Submitted to: Meeting Abstract
Publication Type: Abstract Only
Publication Acceptance Date: 3/28/2018
Publication Date: N/A
Citation: N/A

Interpretive Summary: Abstract only.

Technical Abstract: Filth flies such as house flies (Musca domestica) and stable flies (Stomoxys calcitrans) are two of the most important pests of animal production throughout the world. House fly is especially problematic because it can transmit microbial agents of a myriad of human and animal disease and it is difficult to control with insecticides because of resistance problems. Most of the research on filth fly biological control has focused on parasitic wasps that attack the fly in the pupal stage, but there is an urgent need to develop agents to target other life stages.
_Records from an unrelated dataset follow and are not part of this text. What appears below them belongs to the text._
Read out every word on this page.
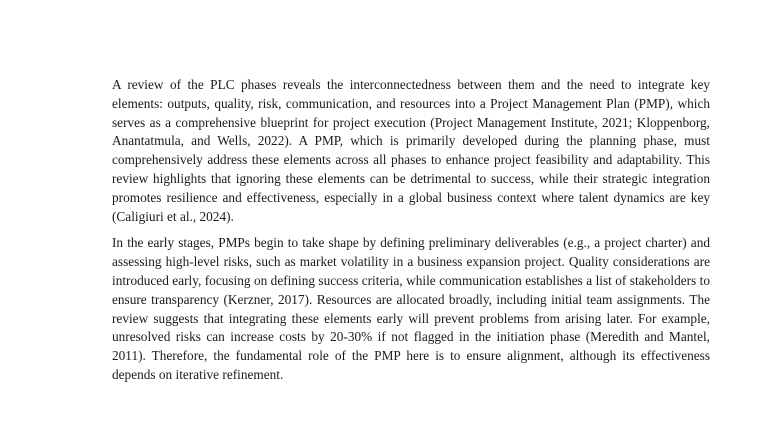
A review of the PLC phases reveals the interconnectedness between them and the need to integrate key elements: outputs, quality, risk, communication, and resources into a Project Management Plan (PMP), which serves as a comprehensive blueprint for project execution (Project Management Institute, 2021; Kloppenborg, Anantatmula, and Wells, 2022). A PMP, which is primarily developed during the planning phase, must comprehensively address these elements across all phases to enhance project feasibility and adaptability. This review highlights that ignoring these elements can be detrimental to success, while their strategic integration promotes resilience and effectiveness, especially in a global business context where talent dynamics are key (Caligiuri et al., 2024).

In the early stages, PMPs begin to take shape by defining preliminary deliverables (e.g., a project charter) and assessing high-level risks, such as market volatility in a business expansion project. Quality considerations are introduced early, focusing on defining success criteria, while communication establishes a list of stakeholders to ensure transparency (Kerzner, 2017). Resources are allocated broadly, including initial team assignments. The review suggests that integrating these elements early will prevent problems from arising later. For example, unresolved risks can increase costs by 20-30% if not flagged in the initiation phase (Meredith and Mantel, 2011). Therefore, the fundamental role of the PMP here is to ensure alignment, although its effectiveness depends on iterative refinement.
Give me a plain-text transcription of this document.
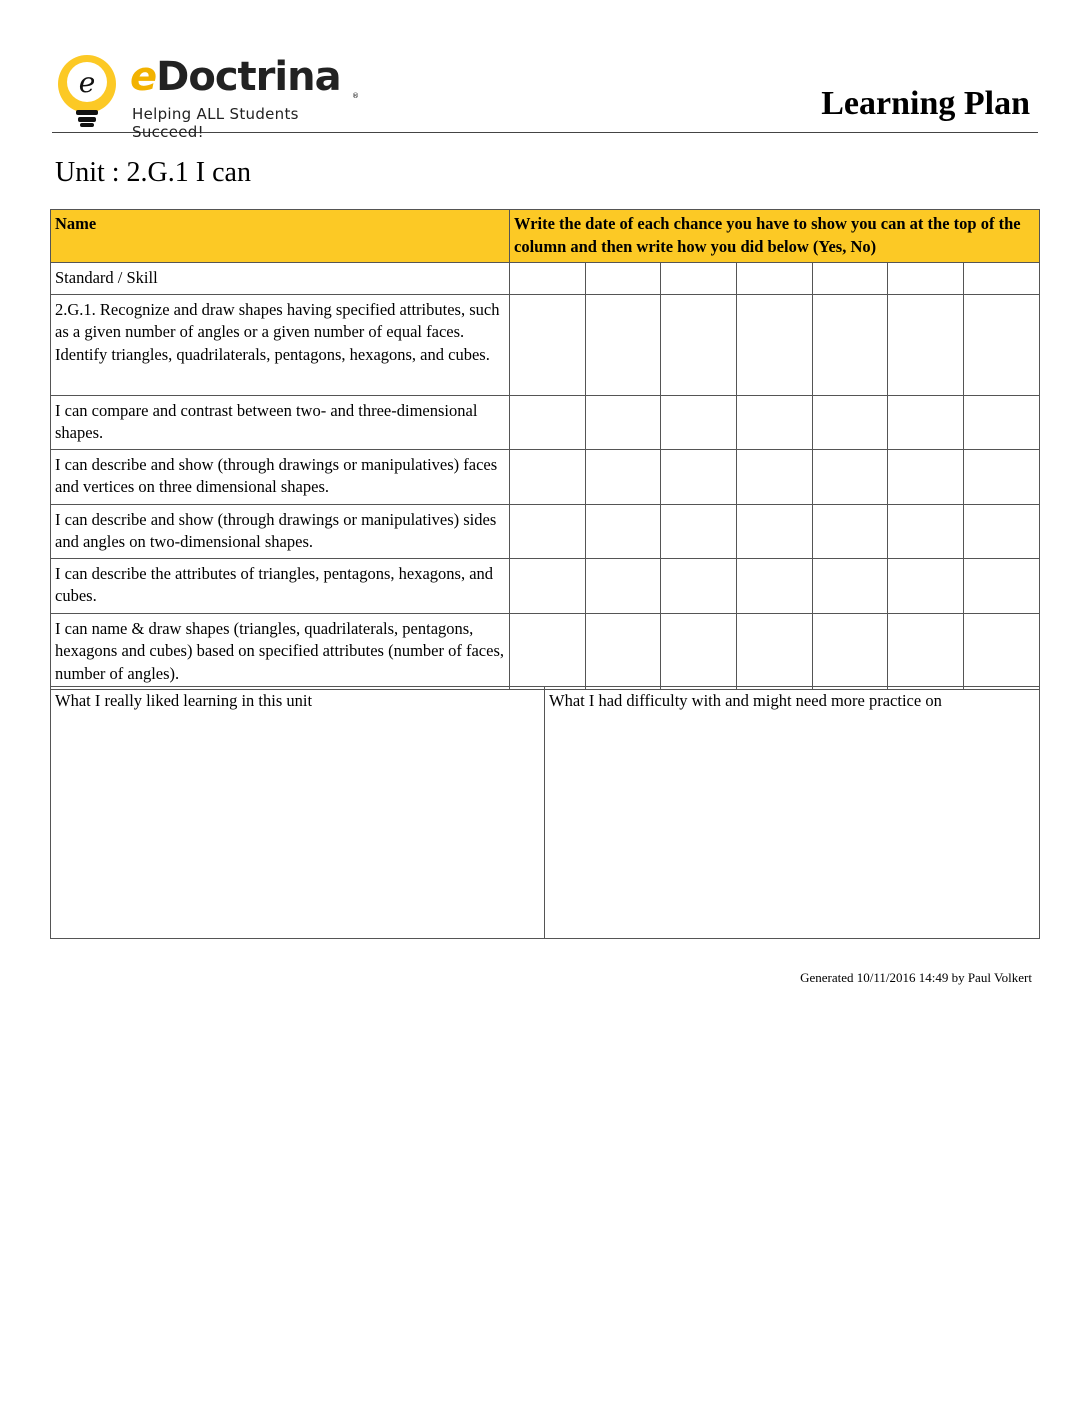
e eDoctrina ®
Helping ALL Students Succeed!
Learning Plan
Unit : 2.G.1 I can
Name	Write the date of each chance you have to show you can at the top of the column and then write how you did below (Yes, No)						
Standard / Skill							
2.G.1. Recognize and draw shapes having specified attributes, such as a given number of angles or a given number of equal faces. Identify triangles, quadrilaterals, pentagons, hexagons, and cubes.							
I can compare and contrast between two- and three-dimensional shapes.							
I can describe and show (through drawings or manipulatives) faces and vertices on three dimensional shapes.							
I can describe and show (through drawings or manipulatives) sides and angles on two-dimensional shapes.							
I can describe the attributes of triangles, pentagons, hexagons, and cubes.							
I can name & draw shapes (triangles, quadrilaterals, pentagons, hexagons and cubes) based on specified attributes (number of faces, number of angles).							
What I really liked learning in this unit	What I had difficulty with and might need more practice on
Generated 10/11/2016 14:49 by Paul Volkert
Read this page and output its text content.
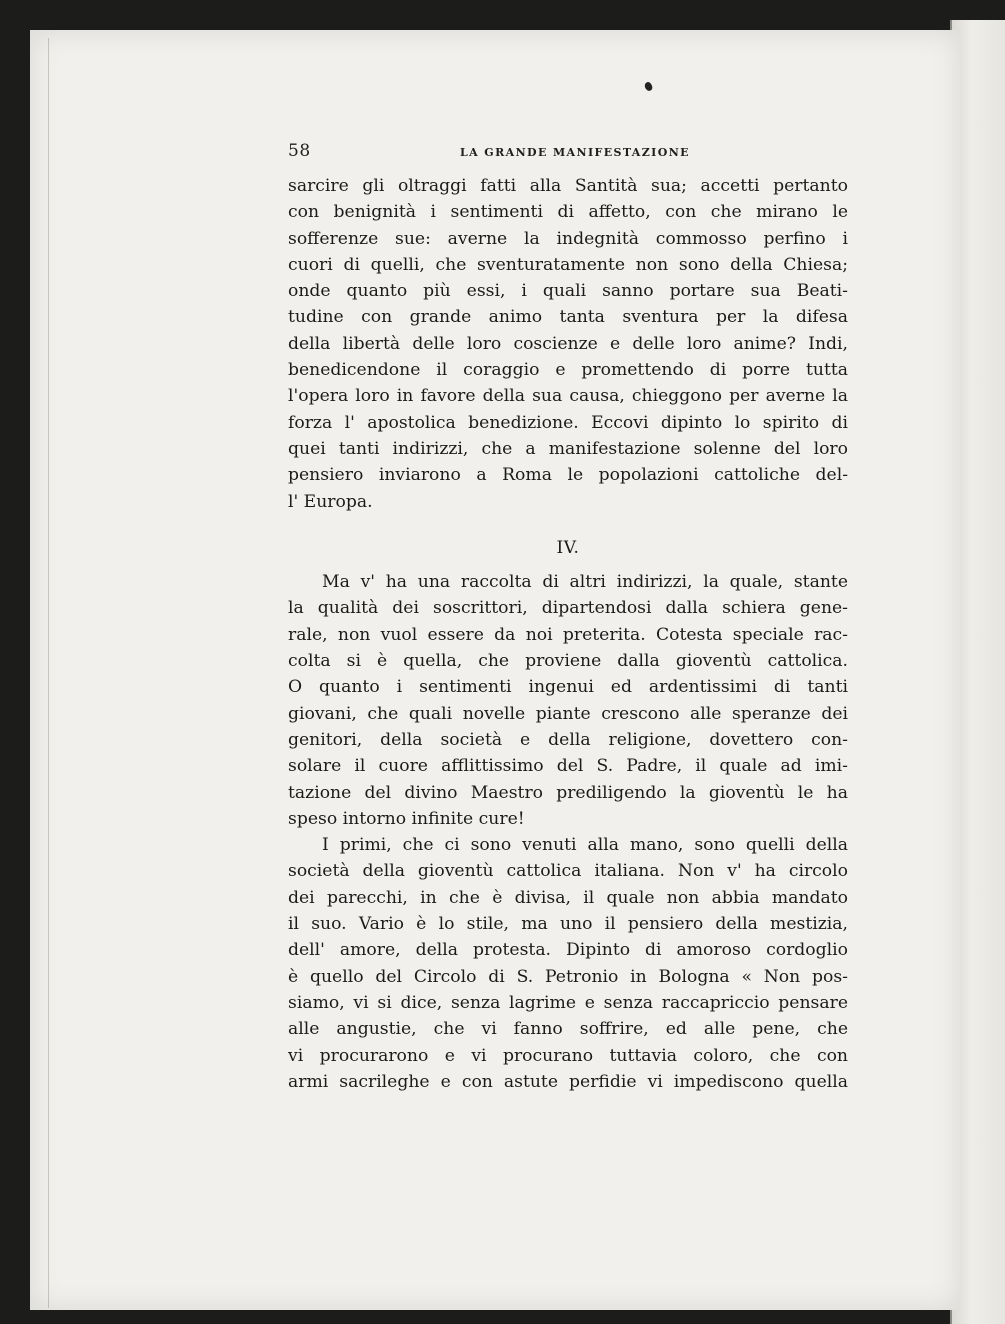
58	LA GRANDE MANIFESTAZIONE
sarcire gli oltraggi fatti alla Santità sua; accetti pertanto
con benignità i sentimenti di affetto, con che mirano le
sofferenze sue: averne la indegnità commosso perfino i
cuori di quelli, che sventuratamente non sono della Chiesa;
onde quanto più essi, i quali sanno portare sua Beati-
tudine con grande animo tanta sventura per la difesa
della libertà delle loro coscienze e delle loro anime? Indi,
benedicendone il coraggio e promettendo di porre tutta
l'opera loro in favore della sua causa, chieggono per averne la
forza l' apostolica benedizione. Eccovi dipinto lo spirito di
quei tanti indirizzi, che a manifestazione solenne del loro
pensiero inviarono a Roma le popolazioni cattoliche del-
l' Europa.
IV.
Ma v' ha una raccolta di altri indirizzi, la quale, stante
la qualità dei soscrittori, dipartendosi dalla schiera gene-
rale, non vuol essere da noi preterita. Cotesta speciale rac-
colta si è quella, che proviene dalla gioventù cattolica.
O quanto i sentimenti ingenui ed ardentissimi di tanti
giovani, che quali novelle piante crescono alle speranze dei
genitori, della società e della religione, dovettero con-
solare il cuore afflittissimo del S. Padre, il quale ad imi-
tazione del divino Maestro prediligendo la gioventù le ha
speso intorno infinite cure!
I primi, che ci sono venuti alla mano, sono quelli della
società della gioventù cattolica italiana. Non v' ha circolo
dei parecchi, in che è divisa, il quale non abbia mandato
il suo. Vario è lo stile, ma uno il pensiero della mestizia,
dell' amore, della protesta. Dipinto di amoroso cordoglio
è quello del Circolo di S. Petronio in Bologna « Non pos-
siamo, vi si dice, senza lagrime e senza raccapriccio pensare
alle angustie, che vi fanno soffrire, ed alle pene, che
vi procurarono e vi procurano tuttavia coloro, che con
armi sacrileghe e con astute perfidie vi impediscono quella
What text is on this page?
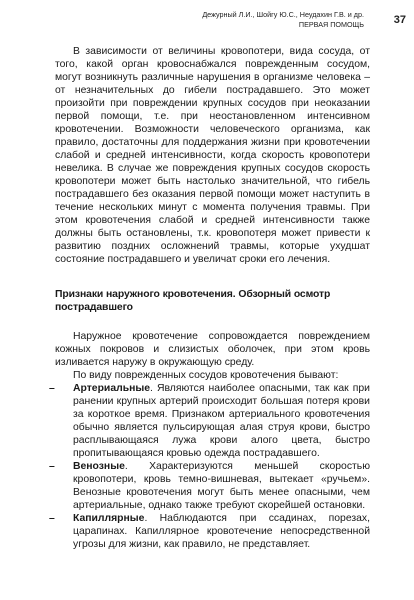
Дежурный Л.И., Шойгу Ю.С., Неудахин Г.В. и др.
ПЕРВАЯ ПОМОЩЬ	37

В зависимости от величины кровопотери, вида сосуда, от того, какой орган кровоснабжался поврежденным сосудом, могут возникнуть различные нарушения в организме человека – от незначительных до гибели пострадавшего. Это может произойти при повреждении крупных сосудов при неоказании первой помощи, т.е. при неостановленном интенсивном кровотечении. Возможности человеческого организма, как правило, достаточны для поддержания жизни при кровотечении слабой и средней интенсивности, когда скорость кровопотери невелика. В случае же повреждения крупных сосудов скорость кровопотери может быть настолько значительной, что гибель пострадавшего без оказания первой помощи может наступить в течение нескольких минут с момента получения травмы. При этом кровотечения слабой и средней интенсивности также должны быть остановлены, т.к. кровопотеря может привести к развитию поздних осложнений травмы, которые ухудшат состояние пострадавшего и увеличат сроки его лечения.

Признаки наружного кровотечения. Обзорный осмотр пострадавшего

Наружное кровотечение сопровождается повреждением кожных покровов и слизистых оболочек, при этом кровь изливается наружу в окружающую среду.

По виду поврежденных сосудов кровотечения бывают:

– Артериальные. Являются наиболее опасными, так как при ранении крупных артерий происходит большая потеря крови за короткое время. Признаком артериального кровотечения обычно является пульсирующая алая струя крови, быстро расплывающаяся лужа крови алого цвета, быстро пропитывающаяся кровью одежда пострадавшего.
– Венозные. Характеризуются меньшей скоростью кровопотери, кровь темно-вишневая, вытекает «ручьем». Венозные кровотечения могут быть менее опасными, чем артериальные, однако также требуют скорейшей остановки.
– Капиллярные. Наблюдаются при ссадинах, порезах, царапинах. Капиллярное кровотечение непосредственной угрозы для жизни, как правило, не представляет.
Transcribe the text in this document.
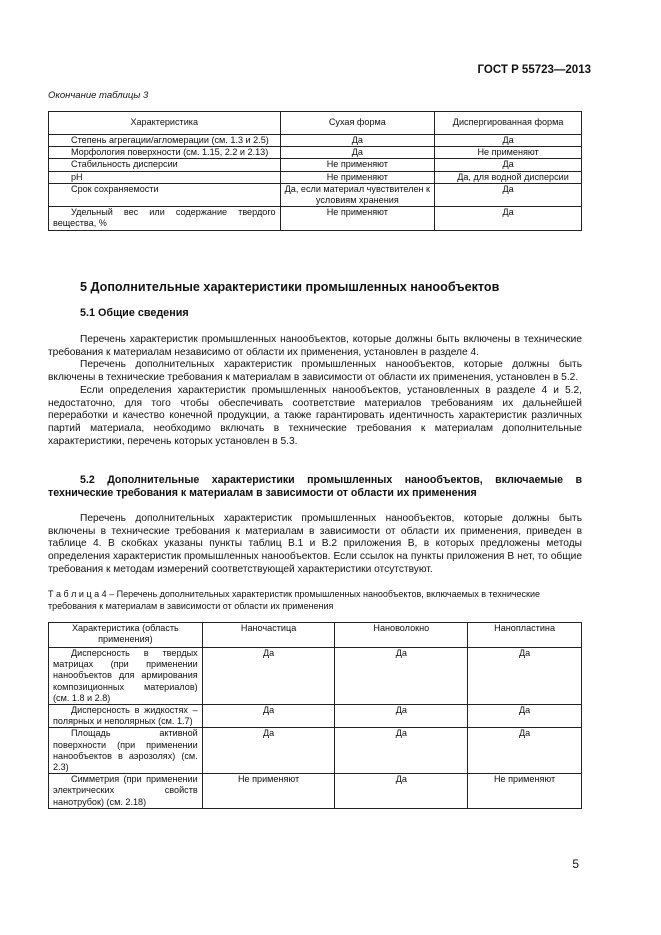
ГОСТ Р 55723—2013
Окончание таблицы 3
Характеристика	Сухая форма	Диспергированная форма
Степень агрегации/агломерации (см. 1.3 и 2.5)	Да	Да
Морфология поверхности (см. 1.15, 2.2 и 2.13)	Да	Не применяют
Стабильность дисперсии	Не применяют	Да
pH	Не применяют	Да, для водной дисперсии
Срок сохраняемости	Да, если материал чувствителен к условиям хранения	Да
Удельный вес или содержание твердого вещества, %	Не применяют	Да
5 Дополнительные характеристики промышленных нанообъектов
5.1 Общие сведения

Перечень характеристик промышленных нанообъектов, которые должны быть включены в технические требования к материалам независимо от области их применения, установлен в разделе 4.

Перечень дополнительных характеристик промышленных нанообъектов, которые должны быть включены в технические требования к материалам в зависимости от области их применения, установлен в 5.2.

Если определения характеристик промышленных нанообъектов, установленных в разделе 4 и 5.2, недостаточно, для того чтобы обеспечивать соответствие материалов требованиям их дальнейшей переработки и качество конечной продукции, а также гарантировать идентичность характеристик различных партий материала, необходимо включать в технические требования к материалам дополнительные характеристики, перечень которых установлен в 5.3.

5.2 Дополнительные характеристики промышленных нанообъектов, включаемые в технические требования к материалам в зависимости от области их применения

Перечень дополнительных характеристик промышленных нанообъектов, которые должны быть включены в технические требования к материалам в зависимости от области их применения, приведен в таблице 4. В скобках указаны пункты таблиц В.1 и В.2 приложения В, в которых предложены методы определения характеристик промышленных нанообъектов. Если ссылок на пункты приложения В нет, то общие требования к методам измерений соответствующей характеристики отсутствуют.

Т а б л и ц а 4 – Перечень дополнительных характеристик промышленных нанообъектов, включаемых в технические требования к материалам в зависимости от области их применения
Характеристика (область применения)	Наночастица	Нановолокно	Нанопластина
Дисперсность в твердых матрицах (при применении нанообъектов для армирования композиционных материалов) (см. 1.8 и 2.8)	Да	Да	Да
Дисперсность в жидкостях – полярных и неполярных (см. 1.7)	Да	Да	Да
Площадь активной поверхности (при применении нанообъектов в аэрозолях) (см. 2.3)	Да	Да	Да
Симметрия (при применении электрических свойств нанотрубок) (см. 2.18)	Не применяют	Да	Не применяют
5
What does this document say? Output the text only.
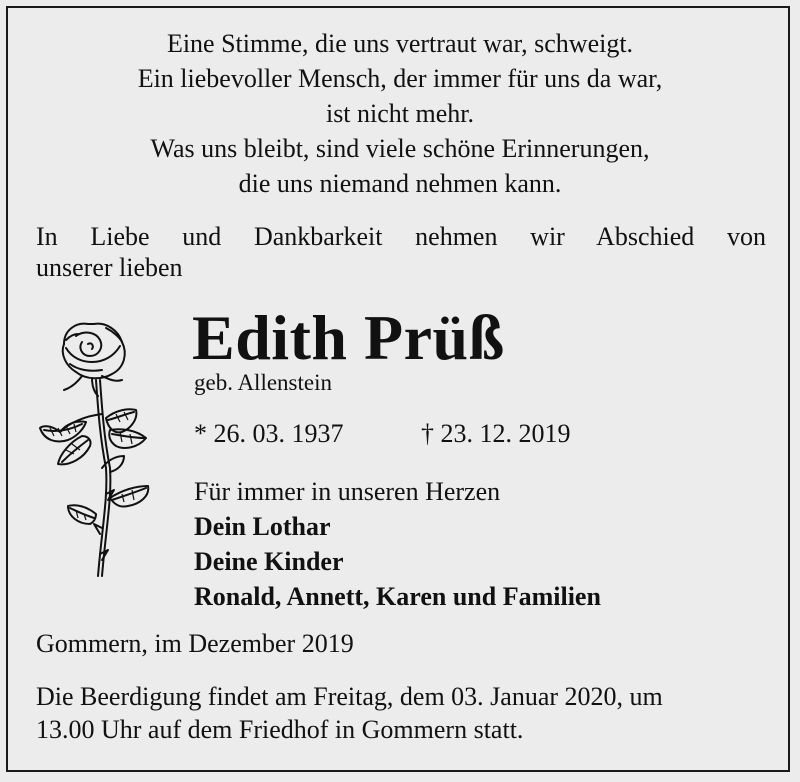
Eine Stimme, die uns vertraut war, schweigt.
Ein liebevoller Mensch, der immer für uns da war,
ist nicht mehr.
Was uns bleibt, sind viele schöne Erinnerungen,
die uns niemand nehmen kann.
In Liebe und Dankbarkeit nehmen wir Abschied von
unserer lieben
Edith Prüß
geb. Allenstein
* 26. 03. 1937	† 23. 12. 2019
Für immer in unseren Herzen
Dein Lothar
Deine Kinder
Ronald, Annett, Karen und Familien
Gommern, im Dezember 2019
Die Beerdigung findet am Freitag, dem 03. Januar 2020, um
13.00 Uhr auf dem Friedhof in Gommern statt.
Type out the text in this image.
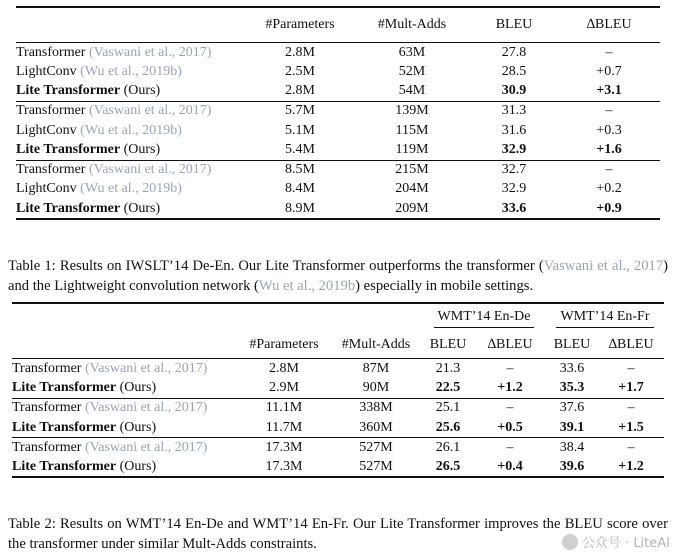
	#Parameters	#Mult-Adds	BLEU	∆BLEU
Transformer (Vaswani et al., 2017)	2.8M	63M	27.8	–
LightConv (Wu et al., 2019b)	2.5M	52M	28.5	+0.7
Lite Transformer (Ours)	2.8M	54M	30.9	+3.1
Transformer (Vaswani et al., 2017)	5.7M	139M	31.3	–
LightConv (Wu et al., 2019b)	5.1M	115M	31.6	+0.3
Lite Transformer (Ours)	5.4M	119M	32.9	+1.6
Transformer (Vaswani et al., 2017)	8.5M	215M	32.7	–
LightConv (Wu et al., 2019b)	8.4M	204M	32.9	+0.2
Lite Transformer (Ours)	8.9M	209M	33.6	+0.9
Table 1: Results on IWSLT’14 De-En. Our Lite Transformer outperforms the transformer (Vaswani et al., 2017) and the Lightweight convolution network (Wu et al., 2019b) especially in mobile settings.
			WMT’14 En-De		WMT’14 En-Fr	
	#Parameters	#Mult-Adds	BLEU	∆BLEU	BLEU	∆BLEU
Transformer (Vaswani et al., 2017)	2.8M	87M	21.3	–	33.6	–
Lite Transformer (Ours)	2.9M	90M	22.5	+1.2	35.3	+1.7
Transformer (Vaswani et al., 2017)	11.1M	338M	25.1	–	37.6	–
Lite Transformer (Ours)	11.7M	360M	25.6	+0.5	39.1	+1.5
Transformer (Vaswani et al., 2017)	17.3M	527M	26.1	–	38.4	–
Lite Transformer (Ours)	17.3M	527M	26.5	+0.4	39.6	+1.2
Table 2: Results on WMT’14 En-De and WMT’14 En-Fr. Our Lite Transformer improves the BLEU score over the transformer under similar Mult-Adds constraints.	公众号 · LiteAI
Salivary gland hypertrophy virus is an interesting pathogen that infects adult house flies and renders them sterile. Efforts to develop this pathogen as a practical BC agent have been stymied by the efficiency of the fly’s peritrophic matrix to resist per os infection. Fungal pathogens, especially Beauveria bassiana, are promising and some are now available as commercial products. B. bassiana can be combined with artificial sweeteners to make a bait that does not give the fly a “free” sugar meal. When attempts were made to synergize B. bassiana by combining it with bacterial pathogens, combinations with Pseudomonas protegens were more effective against adult flies than either pathogen alone, whereas the addition of Serratia marcescens and Photorhabdus temperata had little effect. Pseudomonas protegens also has potential as a larvicide, especially against stable fly larvae. Some of this activity is due to a toxin produced by P. protegens that is effective on its own.